Aku hanya bisa menganggukkan kepala dan tersenyum menimpali pertanyaannya barusan.

“Lagi baca buku apa?” Matanya kini tertuju pada buku Long Lost karya Harlan Coben di tanganku.

Baru saja aku hendak menjawab ketika tangan mungilnya mengambil alih buku yang sejak tadi kubaca itu. Sesaat setelahnya, dia sudah asyik membolak-balik buku tadi, sementara aku membiarkan saja bukuku itu berpindah tangan dan lebih memilih untuk memperhatikannya. Menunggu reaksinya.

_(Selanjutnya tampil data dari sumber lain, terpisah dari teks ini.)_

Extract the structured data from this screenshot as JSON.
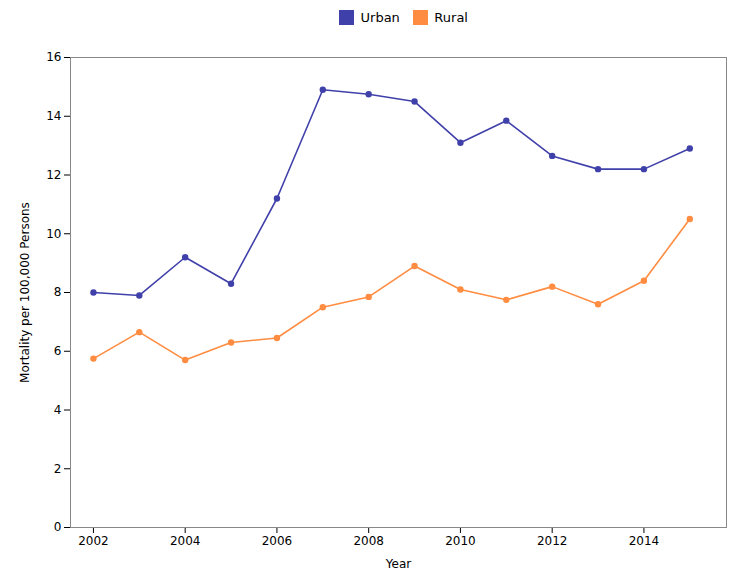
{
  "chart_data": {
    "type": "line",
    "x": [
      2002,
      2003,
      2004,
      2005,
      2006,
      2007,
      2008,
      2009,
      2010,
      2011,
      2012,
      2013,
      2014,
      2015
    ],
    "series": [
      {
        "name": "Urban",
        "color": "#4040aa",
        "values": [
          8.0,
          7.9,
          9.2,
          8.3,
          11.2,
          14.9,
          14.75,
          14.5,
          13.1,
          13.85,
          12.65,
          12.2,
          12.2,
          12.9
        ]
      },
      {
        "name": "Rural",
        "color": "#ff8c40",
        "values": [
          5.75,
          6.65,
          5.7,
          6.3,
          6.45,
          7.5,
          7.85,
          8.9,
          8.1,
          7.75,
          8.2,
          7.6,
          8.4,
          10.5
        ]
      }
    ],
    "xlabel": "Year",
    "ylabel": "Mortality per 100,000 Persons",
    "xlim": [
      2001.5,
      2015.8
    ],
    "ylim": [
      0,
      16
    ],
    "xticks": [
      2002,
      2004,
      2006,
      2008,
      2010,
      2012,
      2014
    ],
    "yticks": [
      0,
      2,
      4,
      6,
      8,
      10,
      12,
      14,
      16
    ],
    "legend": "top",
    "marker": "circle"
  }
}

“Aku pussying!” Dia memanyunkan bibirnya sembari menyibak beberapa halaman buku di tangannya sekenanya.

Aku menahan tawa.

“Kakak bisa ceritain isi bukunya sama aku?” Matanya memohon.

Tentu saja aku tak bisa menolak. Namun, aku juga kesulitan untuk bercerita. Akhirnya kukatakan saja padanya kalau buku ini memang bukanlah buku untuk konsumsi anak kecil. Sebisa mungkin kugerakkan tangan ini agar dia mengerti, tapi yang ada, dia malah tertawa.

Mendengar tawanya, aku berhenti menjelaskan. Lalu dia menyusul diam.

“Maaf!” Matanya mengerjap-ngerjap. Jelas sekali dia tampak menyesal. Sepertinya, dia mengira alasanku menghentikan penjelasanku tadi karena aku merasa tersinggung oleh tawanya.

Aku bersyukur sekali bocah ini tak seperti teman-temanku di SD dulu, yang tak berhenti mengejekku begitu tahu aku ternyata tak bisa bicara.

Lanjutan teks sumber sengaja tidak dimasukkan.